XII

Je passai une journée terriblement longue et fastidieuse. Teglev ne revenait pas ; quant à mon frère, je ne l’attendais même pas.

Au soir, il se fit un brouillard encore plus dense que celui de la veille. Je me couchai d’assez bonne heure.

Je me réveillai en sursaut : on frappait à la fenêtre ! Ce fut mon tour de tressaillir !

Le bruit se répéta avec tant d’insistance qu’il ne fut plus possible de douter de sa réalité. Je me levai, ouvris la croisée et reconnus Teglev. Il se tenait immobile devant moi, enveloppé dans son manteau, la casquette baissée sur les yeux.

« Ilia ! C’est vous ?… Entrez vite ! On vous a attendu toute la journée… Pourquoi n’êtes-vous pas entré ? La porte n’est pourtant pas fermée ? »

Il fit non de la tête.

« Je n’ai pas l’intention d’entrer, fit-il d’une voix sourde. Je voulais seulement vous demander de remettre cette lettre, demain, au commandant de la batterie. »

Il me tendit une grosse enveloppe, fermée avec cinq cachets. Intrigué, je la pris machinalement.

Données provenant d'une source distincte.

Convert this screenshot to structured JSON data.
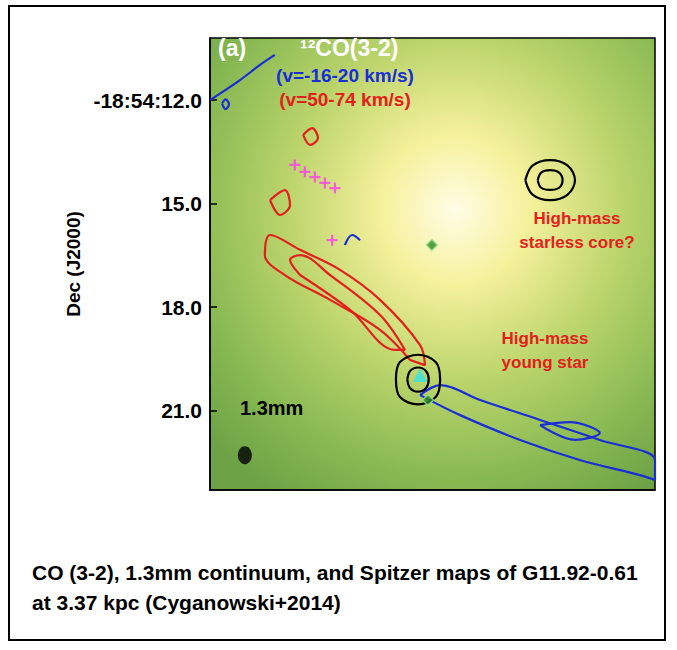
{
  "chart_data": {
    "type": "contour_map",
    "panel": "(a)",
    "title": "¹²CO(3-2)",
    "ylabel": "Dec (J2000)",
    "xlim": [
      0,
      12.9
    ],
    "ylim": [
      10.2,
      23.3
    ],
    "yticks": [
      {
        "value": 12,
        "label": "-18:54:12.0"
      },
      {
        "value": 15,
        "label": "15.0"
      },
      {
        "value": 18,
        "label": "18.0"
      },
      {
        "value": 21,
        "label": "21.0"
      }
    ],
    "tick_labels": "y",
    "grid": false,
    "series": [
      {
        "name": "(v=-16-20 km/s)",
        "type": "line",
        "color": "#1a2ed6",
        "contours": [
          [
            [
              6.09,
              20.55
            ],
            [
              7.25,
              21.13
            ],
            [
              8.99,
              21.85
            ],
            [
              10.72,
              22.43
            ],
            [
              12.46,
              22.87
            ],
            [
              12.9,
              23.01
            ],
            [
              12.9,
              22.43
            ],
            [
              11.3,
              21.85
            ],
            [
              9.57,
              21.27
            ],
            [
              7.83,
              20.69
            ],
            [
              6.67,
              20.26
            ],
            [
              6.09,
              20.55
            ]
          ],
          [
            [
              9.57,
              21.42
            ],
            [
              10.43,
              21.33
            ],
            [
              11.3,
              21.65
            ],
            [
              10.58,
              21.85
            ],
            [
              9.57,
              21.42
            ]
          ],
          [
            [
              0,
              12.0
            ],
            [
              0.87,
              11.42
            ],
            [
              1.45,
              10.98
            ],
            [
              1.88,
              10.69
            ]
          ],
          [
            [
              0.35,
              12.1
            ],
            [
              0.45,
              11.98
            ],
            [
              0.55,
              12.12
            ],
            [
              0.45,
              12.26
            ],
            [
              0.35,
              12.1
            ]
          ],
          [
            [
              3.91,
              16.2
            ],
            [
              4.12,
              15.91
            ],
            [
              4.35,
              16.06
            ]
          ]
        ]
      },
      {
        "name": "(v=50-74 km/s)",
        "type": "line",
        "color": "#e3201b",
        "contours": [
          [
            [
              5.8,
              19.53
            ],
            [
              4.93,
              18.66
            ],
            [
              3.48,
              17.79
            ],
            [
              2.17,
              17.07
            ],
            [
              1.59,
              16.49
            ],
            [
              1.74,
              15.91
            ],
            [
              2.61,
              16.34
            ],
            [
              3.77,
              16.92
            ],
            [
              4.93,
              17.79
            ],
            [
              6.09,
              19.1
            ],
            [
              6.23,
              19.68
            ],
            [
              5.8,
              19.53
            ]
          ],
          [
            [
              2.61,
              17.07
            ],
            [
              2.32,
              16.63
            ],
            [
              2.61,
              16.49
            ],
            [
              3.48,
              17.07
            ],
            [
              4.93,
              18.23
            ],
            [
              5.65,
              19.24
            ],
            [
              5.36,
              19.24
            ],
            [
              4.06,
              18.08
            ],
            [
              2.61,
              17.07
            ]
          ],
          [
            [
              1.74,
              14.9
            ],
            [
              2.17,
              14.61
            ],
            [
              2.32,
              15.04
            ],
            [
              2.03,
              15.33
            ],
            [
              1.74,
              14.9
            ]
          ],
          [
            [
              2.7,
              13.01
            ],
            [
              2.96,
              12.81
            ],
            [
              3.13,
              13.1
            ],
            [
              2.9,
              13.3
            ],
            [
              2.7,
              13.01
            ]
          ]
        ]
      },
      {
        "name": "1.3mm",
        "type": "line",
        "color": "#000000",
        "contours": [
          [
            [
              5.39,
              20.1
            ],
            [
              5.5,
              19.6
            ],
            [
              6.03,
              19.38
            ],
            [
              6.55,
              19.6
            ],
            [
              6.67,
              20.1
            ],
            [
              6.55,
              20.6
            ],
            [
              6.03,
              20.82
            ],
            [
              5.5,
              20.6
            ],
            [
              5.39,
              20.1
            ]
          ],
          [
            [
              5.72,
              20.1
            ],
            [
              5.8,
              19.85
            ],
            [
              6.03,
              19.75
            ],
            [
              6.26,
              19.85
            ],
            [
              6.34,
              20.1
            ],
            [
              6.26,
              20.35
            ],
            [
              6.03,
              20.45
            ],
            [
              5.8,
              20.35
            ],
            [
              5.72,
              20.1
            ]
          ],
          [
            [
              9.14,
              14.32
            ],
            [
              9.35,
              13.9
            ],
            [
              9.86,
              13.74
            ],
            [
              10.37,
              13.9
            ],
            [
              10.58,
              14.32
            ],
            [
              10.37,
              14.74
            ],
            [
              9.86,
              14.9
            ],
            [
              9.35,
              14.74
            ],
            [
              9.14,
              14.32
            ]
          ],
          [
            [
              9.5,
              14.32
            ],
            [
              9.6,
              14.1
            ],
            [
              9.86,
              14.03
            ],
            [
              10.12,
              14.1
            ],
            [
              10.22,
              14.32
            ],
            [
              10.12,
              14.54
            ],
            [
              9.86,
              14.6
            ],
            [
              9.6,
              14.54
            ],
            [
              9.5,
              14.32
            ]
          ]
        ]
      },
      {
        "type": "scatter",
        "marker": "cross",
        "color": "#ff3cf0",
        "points": [
          [
            2.46,
            13.88
          ],
          [
            2.75,
            14.08
          ],
          [
            3.04,
            14.23
          ],
          [
            3.33,
            14.4
          ],
          [
            3.62,
            14.55
          ],
          [
            3.54,
            16.06
          ]
        ]
      },
      {
        "type": "scatter",
        "marker": "diamond",
        "color": "#2f8a2a",
        "points": [
          [
            6.43,
            16.2
          ],
          [
            6.32,
            20.69
          ]
        ]
      },
      {
        "type": "scatter",
        "marker": "triangle",
        "color": "#35e3e8",
        "points": [
          [
            6.09,
            19.97
          ]
        ]
      },
      {
        "type": "scatter",
        "marker": "ellipse",
        "color": "#000000",
        "points": [
          [
            1.01,
            22.29
          ]
        ]
      }
    ],
    "annotations": [
      {
        "text": "High-mass\nstarless core?",
        "color": "#e3201b"
      },
      {
        "text": "High-mass\nyoung star",
        "color": "#e3201b"
      }
    ],
    "caption": "CO (3-2), 1.3mm continuum, and Spitzer maps of G11.92-0.61 at 3.37 kpc (Cyganowski+2014)"
  }
}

Teglev s’éloigna incontinent.

« Attendez, attendez donc !… Où allez-vous ?… Est-ce que vous venez seulement de rentrer ? Et que signifie cette lettre ?

— Me promettez-vous de la remettre à son destinataire ? murmura Teglev en reculant encore de quelques pas… Le promettez-vous ?… »

Sa silhouette s’estompait dans le brouillard.

« Oui, je vous le promets, mais d’abord… »

Il battit encore en retraite et ne fut bientôt plus qu’une tache noire, et oblongue.

« Adieu, Riedel !… Ne m’en veuillez pas !… Et n’oubliez pas Simon… »

La tache elle-même disparut.

Décidément, c’en était trop. « Maudit poseur ! me dis-je tout bas. Tu n’en manques pas une ! »

Pourtant une angoisse sourde me saisit à la gorge. Je jetai un manteau sur mes épaules et sortis.